Solve: $x\frac{dy}{dx}-4y=x^{6}e^{x}$

Homework Equations

$x^{-4}\frac{dy}{dx}-4x^{-5}y=xe^{x}$ is equal to $\frac{d}{dx}[x^{-4}y]=xe^x$

The Attempt at a Solution

The second equation above simplifies to the third (according to my textbook) but I can't figure out how. Any help would be greatly appreciated!

 

[vela]

This website can display LaTeX. You just need to place the code between the appropriate tags. Take a look at https://www.physicsforums.com/showpost.php?p=3977517&postcount=3 and then fix your post.

 

[1s1]

Thanks!

 

[vela]

Look up "integrating factor." That's probably what the book is just about to show you how to find.

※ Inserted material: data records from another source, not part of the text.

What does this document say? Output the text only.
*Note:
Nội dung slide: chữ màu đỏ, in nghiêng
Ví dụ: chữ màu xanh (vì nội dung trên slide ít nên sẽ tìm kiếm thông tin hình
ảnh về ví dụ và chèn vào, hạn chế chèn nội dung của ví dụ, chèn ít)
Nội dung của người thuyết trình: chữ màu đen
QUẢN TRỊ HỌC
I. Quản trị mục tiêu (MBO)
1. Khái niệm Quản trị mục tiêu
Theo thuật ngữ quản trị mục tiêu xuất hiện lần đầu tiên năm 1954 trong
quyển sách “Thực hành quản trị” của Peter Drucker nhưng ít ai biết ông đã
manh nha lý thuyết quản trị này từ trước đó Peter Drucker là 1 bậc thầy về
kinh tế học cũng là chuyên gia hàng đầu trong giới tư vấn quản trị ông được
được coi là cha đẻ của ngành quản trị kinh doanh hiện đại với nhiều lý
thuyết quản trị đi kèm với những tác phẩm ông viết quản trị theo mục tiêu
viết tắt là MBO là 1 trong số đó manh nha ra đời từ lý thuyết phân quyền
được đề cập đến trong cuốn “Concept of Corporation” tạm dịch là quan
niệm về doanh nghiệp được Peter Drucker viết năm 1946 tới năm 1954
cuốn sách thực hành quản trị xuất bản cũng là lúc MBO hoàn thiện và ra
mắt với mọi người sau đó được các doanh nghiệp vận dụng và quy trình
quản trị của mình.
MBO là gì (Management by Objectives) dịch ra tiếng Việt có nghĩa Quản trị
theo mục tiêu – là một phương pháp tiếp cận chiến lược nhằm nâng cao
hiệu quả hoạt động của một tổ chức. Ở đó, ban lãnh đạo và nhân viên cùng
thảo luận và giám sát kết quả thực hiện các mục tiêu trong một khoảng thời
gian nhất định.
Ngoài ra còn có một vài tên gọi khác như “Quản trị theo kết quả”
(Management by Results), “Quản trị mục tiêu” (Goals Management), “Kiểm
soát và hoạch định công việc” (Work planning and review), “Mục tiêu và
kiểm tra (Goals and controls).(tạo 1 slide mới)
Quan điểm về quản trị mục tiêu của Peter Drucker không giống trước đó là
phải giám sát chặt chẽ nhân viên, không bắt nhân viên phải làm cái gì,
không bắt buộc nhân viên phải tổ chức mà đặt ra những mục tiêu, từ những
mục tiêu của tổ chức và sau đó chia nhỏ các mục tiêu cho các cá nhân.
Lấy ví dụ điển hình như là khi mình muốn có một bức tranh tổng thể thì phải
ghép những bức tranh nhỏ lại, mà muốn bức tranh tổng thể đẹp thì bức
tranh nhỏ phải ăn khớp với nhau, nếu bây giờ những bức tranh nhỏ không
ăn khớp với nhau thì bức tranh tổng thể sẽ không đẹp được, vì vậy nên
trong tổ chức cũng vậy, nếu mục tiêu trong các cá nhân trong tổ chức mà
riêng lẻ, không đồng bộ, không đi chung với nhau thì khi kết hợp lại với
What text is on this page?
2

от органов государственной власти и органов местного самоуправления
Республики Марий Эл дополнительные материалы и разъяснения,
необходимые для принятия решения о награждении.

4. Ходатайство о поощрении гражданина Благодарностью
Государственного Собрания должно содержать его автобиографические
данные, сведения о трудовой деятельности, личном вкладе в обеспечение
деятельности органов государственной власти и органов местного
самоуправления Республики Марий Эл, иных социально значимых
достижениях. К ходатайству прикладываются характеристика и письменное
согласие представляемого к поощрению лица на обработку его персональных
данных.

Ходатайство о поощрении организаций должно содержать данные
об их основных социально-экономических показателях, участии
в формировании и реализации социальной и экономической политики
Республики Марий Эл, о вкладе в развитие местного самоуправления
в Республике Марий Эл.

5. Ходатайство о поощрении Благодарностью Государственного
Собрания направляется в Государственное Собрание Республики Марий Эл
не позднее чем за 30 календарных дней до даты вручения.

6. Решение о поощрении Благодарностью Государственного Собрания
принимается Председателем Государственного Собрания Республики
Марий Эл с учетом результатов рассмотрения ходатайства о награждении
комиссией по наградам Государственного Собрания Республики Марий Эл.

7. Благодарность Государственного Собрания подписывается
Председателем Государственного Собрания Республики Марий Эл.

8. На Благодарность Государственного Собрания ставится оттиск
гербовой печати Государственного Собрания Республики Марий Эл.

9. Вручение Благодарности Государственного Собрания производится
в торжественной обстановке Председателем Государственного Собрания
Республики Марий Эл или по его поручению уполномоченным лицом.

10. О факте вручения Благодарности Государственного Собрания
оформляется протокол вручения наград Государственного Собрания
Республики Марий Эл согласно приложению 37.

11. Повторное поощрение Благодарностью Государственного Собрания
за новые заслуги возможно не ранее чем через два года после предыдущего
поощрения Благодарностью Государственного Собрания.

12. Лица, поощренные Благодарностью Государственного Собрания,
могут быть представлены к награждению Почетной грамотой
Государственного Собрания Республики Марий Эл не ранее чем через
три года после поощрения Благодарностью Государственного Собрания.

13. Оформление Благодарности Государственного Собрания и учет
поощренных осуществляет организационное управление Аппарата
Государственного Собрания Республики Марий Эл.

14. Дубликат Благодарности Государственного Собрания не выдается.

In this particular case, the first equation divided by x⁵ gives you the second equation, right?

 

[1s1]

Look up "integrating factor." That's probably what the book is just about to show you how to find.

In this particular case, the first equation divided by x⁵ gives you the second equation, right?

Yes, the second equation is just the first divided by x⁵. (Which is the first put in standard form by dividing through by x and then multiplying by the integrating factor which is x^-4 - so divided by x⁵ in total.)

The book then makes the jump that:

$x^{-4}\frac{dy}{dx}-4x^{-5}y=xe^{x}$ equals $\frac{d}{dx}[x^{-4}y]=xe^{x}$

and I can't figure out how this jump is made.

 

[LCKurtz]

The book then makes the jump that:

$x^{-4}\frac{dy}{dx}-4x^{-5}y=xe^{x}$ equals $\frac{d}{dx}[x^{-4}y]=xe^{x}$

and I can't figure out how this jump is made.

What do you get if you differentiate $x^{-4}y$ with respect to $x$ using the product rule?

 

[1s1]

What do you get if you differentiate $x^{-4}y$ with respect to $x$ using the product rule?

That's it! Thanks!